Malbec, Meat, And Maté
Chef Lucas Bustos invited me and some fellow travelers to a cooking class at his La Tupina Bistro in the Andean town of Tupungato, about 60 miles southwest of Mendoza, to whip up a dozen or so dishes for lunch. I began by asking Bustos, "Which came first, malbec or beef?" As he was holding his favorite asado knife, we started with meat.

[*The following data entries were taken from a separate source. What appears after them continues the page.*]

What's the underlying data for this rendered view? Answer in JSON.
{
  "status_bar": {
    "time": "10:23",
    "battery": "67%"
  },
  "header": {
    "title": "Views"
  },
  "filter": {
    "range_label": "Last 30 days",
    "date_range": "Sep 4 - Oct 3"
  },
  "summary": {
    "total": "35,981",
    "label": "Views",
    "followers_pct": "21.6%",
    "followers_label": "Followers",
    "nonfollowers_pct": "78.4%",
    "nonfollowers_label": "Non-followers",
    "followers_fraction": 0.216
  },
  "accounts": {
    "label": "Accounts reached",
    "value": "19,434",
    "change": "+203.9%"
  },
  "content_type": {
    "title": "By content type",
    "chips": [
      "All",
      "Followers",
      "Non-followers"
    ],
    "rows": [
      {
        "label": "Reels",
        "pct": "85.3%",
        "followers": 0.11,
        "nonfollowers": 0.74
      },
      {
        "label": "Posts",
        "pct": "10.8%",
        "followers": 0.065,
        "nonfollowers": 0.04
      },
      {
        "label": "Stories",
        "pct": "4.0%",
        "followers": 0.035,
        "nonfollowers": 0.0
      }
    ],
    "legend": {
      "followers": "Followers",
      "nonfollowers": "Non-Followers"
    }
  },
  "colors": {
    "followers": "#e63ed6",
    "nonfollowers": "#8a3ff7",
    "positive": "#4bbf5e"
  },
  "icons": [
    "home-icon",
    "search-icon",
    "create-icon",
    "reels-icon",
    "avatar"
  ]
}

Empanadas and Potato Cakes
Bustos gets inspiration from the indigenous Indian and Spanish cultures and put us to work on such dishes as beef-filled empanadas and milcaos de papas, potato pancakes with sun-dried tomatoes and roasted onions.
Meat on Grill
But the star of the meal was asado — that feast that celebrates all meats grilled, including various cuts of beef, goat, and lamb as well as blood sausages and plenty of sweetbreads. Chef Bustos uses a maze of grills with a free-ranging wood fire stoked in an open-faced outdoor oven. He measures heat by how many seconds he can hold his hand over the fire. "One Tupungato, two Tupunga — ouch!"
Meats, Outside Fire
Another common way to do an asado is to roast whole animals or large sections of them around a smoldering outdoor fire for hours, as does the plain-and-fancy La Juntada Pulpería in the small town of Vista Flores, 40 miles south of Tupungato, where we stopped for lunch on another day.
Empanada
While there, I had a tasty, vegetable-and-bacon-filled empanada— Argentina's national savory pastry — with dough made with plenty of lard for elasticity. I devoured half of mine before I remembered my foodie duty to take a photo.
Polo
If the empanada is the national pastry, polo is the national sport. At Gascns Agrelo vineyard and winery, Ernesto Catena has carved out his own polo field. After a vertical tasting of reservas there, we watched a few chukkars, sipping Gascn sparkling wine in the shade.
Mate
Mendocinos — as the people of Mendoza call themselves — love maté, their herbal tea, almost as much as wine. We paused for a sip using an organic mixture produced by the Ernesto Catena. Traditionally, maté is sipped through a common straw and passed from person to person. No bogarting allowed!
Maria and Jimena
But where was the pasta? Maria Teresa Corradini de Barbera (left), chef/owner of Francesco restaurant in Mendoza itself, reminded us, and Wines of Catena education director Jimena Turner, that Mendoza has a strong Italian culinary heritage. She's been cooking "local" for more than 60 years.
Pasta
Maria Teresa prepared three different pasta dishes for us — a break from our all-meat diet — and we found that they go as smoothly with Alamos Red Blend as does rare beef, any way you cut it.
Winemaker and Cask
Mendoza has a long history of making great red wines, as Gascón winemaker Ernesto "Nesty" Bajda told us in front of an ancient carved cask in Gascón's historical 1884 winery, which the town of Mendoza now surrounds.
Food and Diagram
We also learned Mendoza produces delicious food. In case we still didn't get it, chef Lucas Bustos from La Tupina Bistro, who cooked for us one evening at the pyramid-shaped Catena Zapata winery, drew us an edible three-dimensional picture during dinner: The crispy polenta goes here, the toasted sweet corn there, the homemade chorizo in the middle
Waving Chef
But mostly we learned to take our noses out of our big fat wine glasses, put away our food-friendly cameras, and just loosen up while we still can. Chef Micaela Quiroga, from La Tupina, showed us how. So for now, buenas tardes and adios, amigos.